Le souvenir des enfants d'Izieu s'est télescopé dans mon esprit avec l'horreur subie par les enfants d'Alep à cette seconde. Les enfants n'ont jamais échappé à la barbarie déchaînée par les adultes "responsables". Le droit international, chemin faisant, en essayant de sanctuariser ce qui pouvait l'être, introduisant - peut-être naïvement, oui - de la civilité dans la guerre, a parmi d'autres réalisations , comme la création de la CPI ou auparavant la proscription de la torture et des armes chimiques, tenté de protéger l'enfance autant que possible.
C'est ainsi qu'ont émergé les droits de l'enfant comme une catégorie particulière, la première d'ailleurs, à contrebalancer la loi absolue du marché au 19 ème siècle, lorsque le travail infantile fut dénoncé. C'est ainsi que l'enfant, dans les textes de loi internationaux déclinés dans les législations locales, a des droits en tant qu'enfant. Qu'il échappe à cette condition de sans droit radical décrite par Hannah Arendt dans un monde où l'apatride, le migrant, ne sont pas de la Cité car ils ne sont pas reconnus par la Nation.
Parmi ces droits, transnationaux et inconditionnels, du mineur, il y a celui d'être protégé quoi qu'il en soit, et d'avoir accès à une éducation. L'enfant échappe, dans les esprits civilisés, aux luttes sociales des adultes.
Il bénéficie d'une trêve ininterrompue, en vertu de son innocence. L'enfance est un pays éternellement neutre.
Or quand Marine Le Pen, qu'on nous dit déjà qualifiée pour le second tour des présidentielles, "propose" la fin de la gratuité de l'école pour les enfants d'adulte en situation irrégulière, elle fracasse le principe même de sanctuarisation de l'enfance. Pis elle instrumentalise l'enfant, pour mener une politique, illusoire d'ailleurs, car on fuit aujourd'hui pour ne pas mourir, de contingentement brutal de l'immigration.
L'enfant n'est plus ici une fin mais un moyen. En plus d'être cyniquement pris en otage électoralement. Celui qui forme des enfants soldats, des jeunesses hitlériennes au génocide rwandais, ressemble à celui qui se comporte comme un soldat envers des enfants. Soldat politique aujourd'hui. Et quoi demain ?
Il a été déclaré solennellement par maints traités que tout enfant du monde avait le droit d'être préservé de la terrible violence des joutes politiques entre adultes, auxquelles il ne peut pas participer. Et qu'il a le droit à l'éducation, en tant que citoyen du monde, quel que soit l'endroit où il se trouve. Quoi qu'on pense de la politique d'immigration on doit considérer que ce n'est pas un enfant qui décide d'émigrer. Il suit. On peut déjà discuter, je le discute, le fait qu'être irrégulier soit un délit, mais il est insupportable d'en imputer la responsabilité à un enfant et de le punir de la ressource la plus précieuse à tout humain, au delà de la subsistance la plus primaire : l'éducation. A savoir le droit de comprendre simplement, le monde, afin d'y exister.

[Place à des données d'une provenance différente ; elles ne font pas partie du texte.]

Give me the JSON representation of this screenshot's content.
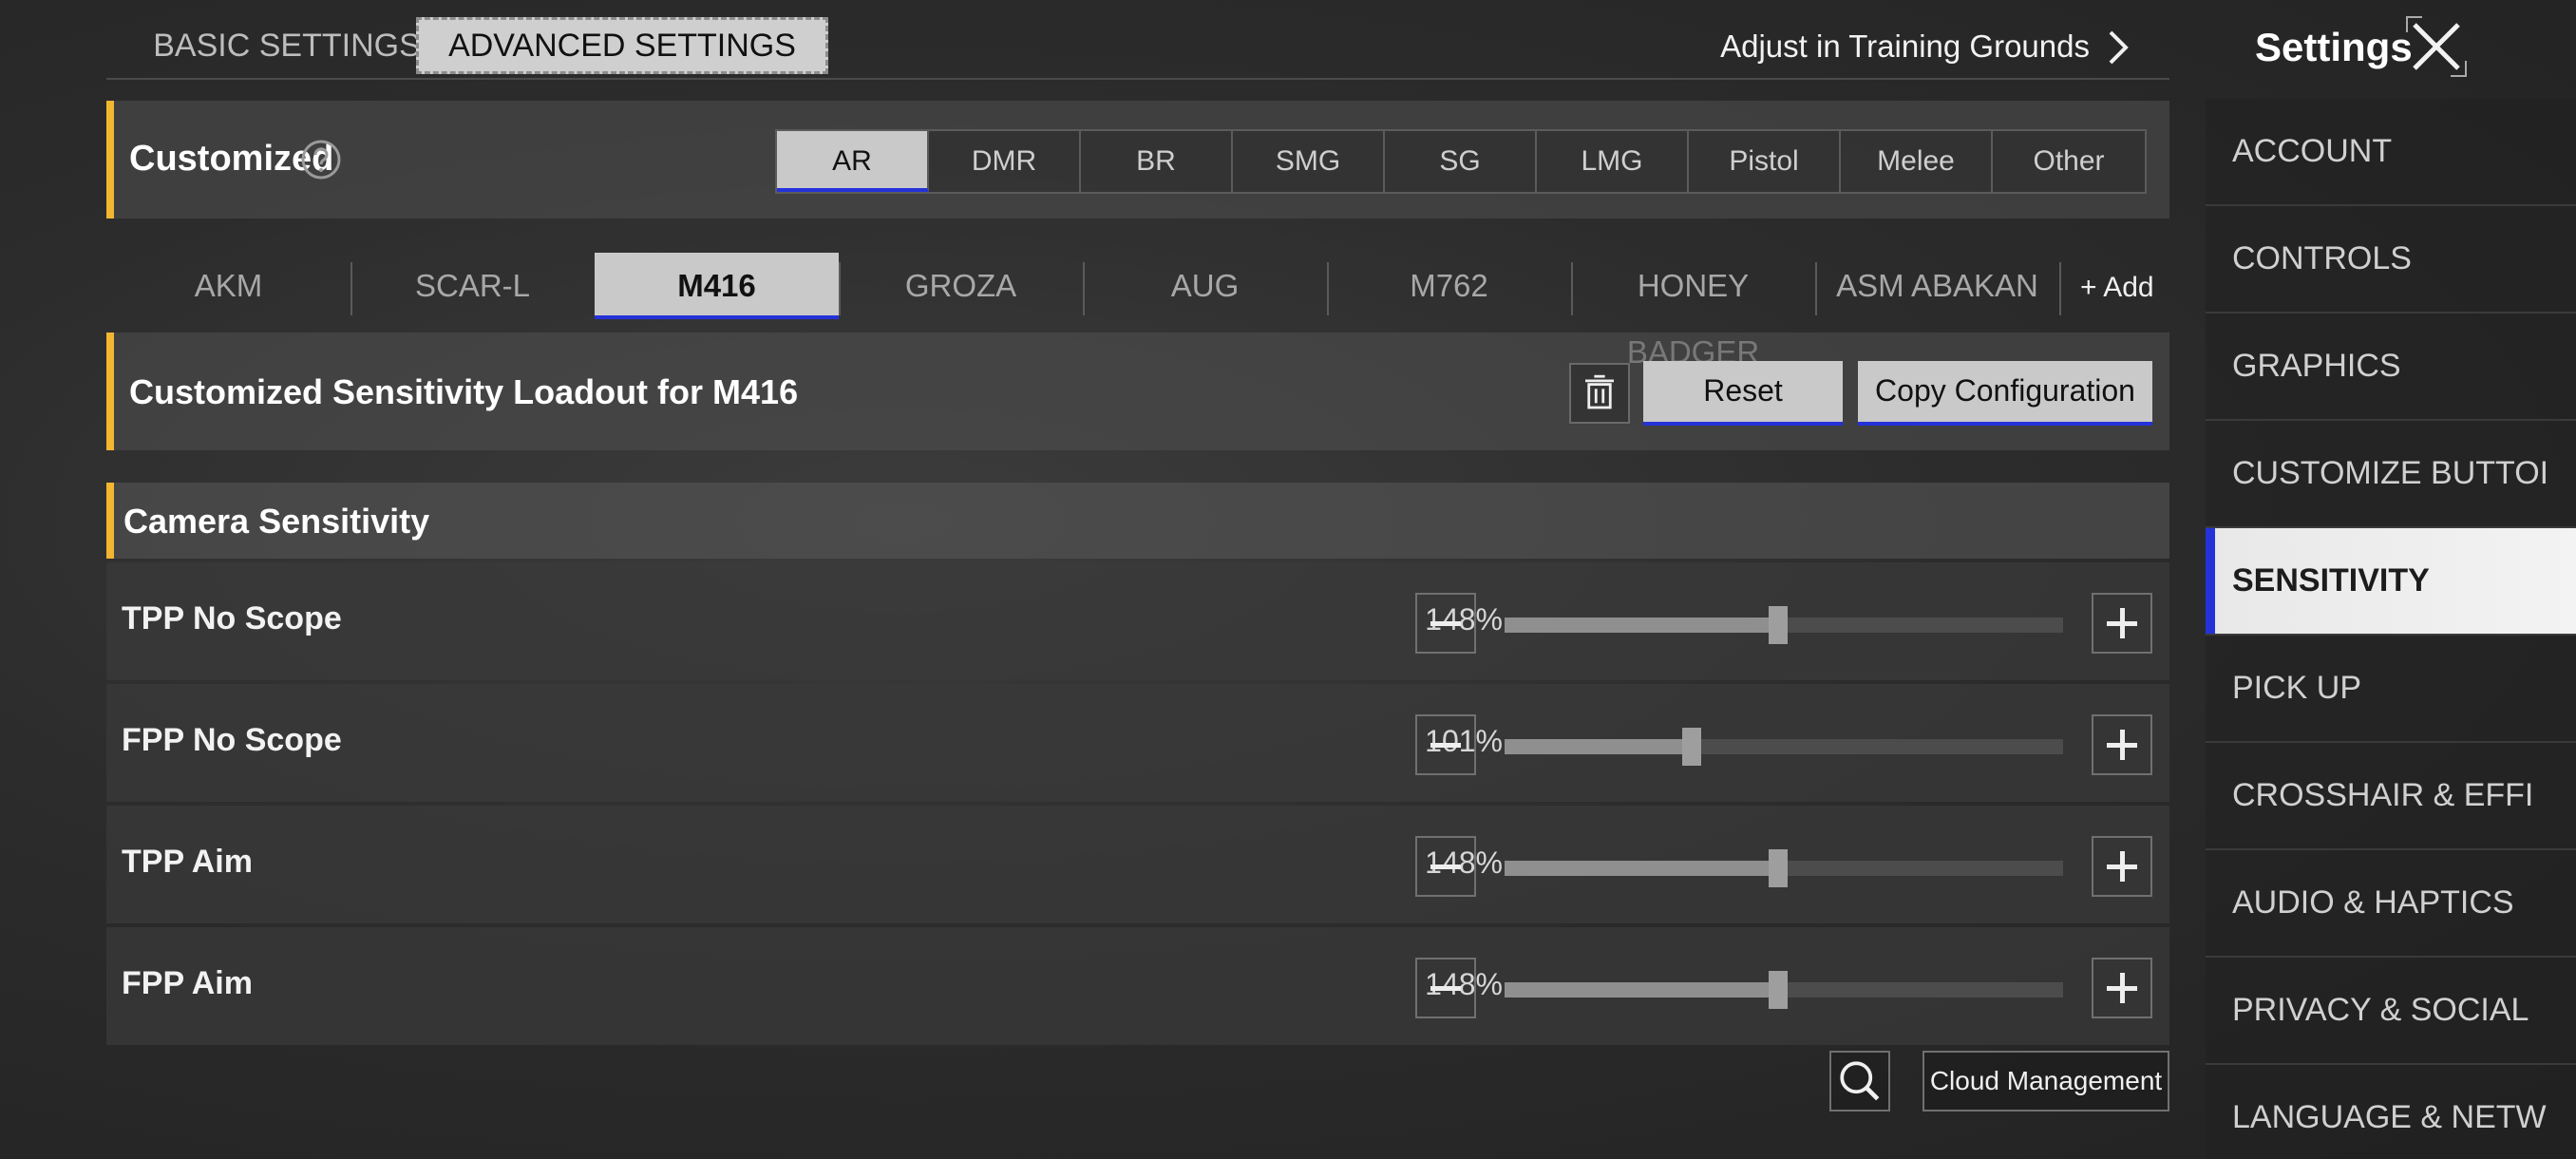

Le silence assourdissant qui a suivi cette "proposition" qui vise, sous le fragile vernis hypocrite du levier financier, à chasser les enfants d'adultes sans papier des écoles, ne peut que nous alerter sur la banalisation de la violence envers les enfants. Sur les glissements qui remettent en cause leur spécificité. On les sait déjà visés par le marché, cibles comme les autres du matraquage publicitaire. On les soumet par l'évaluation précoce et obsessionnelle à la compétitivité dès le plus jeune âge. On les réifie aussi malheureusement, en glissant du droit de l'enfant au droit à l'enfant dans les philosophies du droit d'inspiration consumériste.
La brutalité envers les enfants n'est-elle pas le signe le plus flagrant d'une tentation barbare qui agite une société en proie aux fantasmes identitaires les plus dangereux ?
L'enfant lie. L'enfant réconcilie, comme le montre le quotidien des structures d'accueil de la petite enfance par exemple. Et ce n'est pas un hasard si ceux qui veulent briser les liens s'attaquent aussi à lui.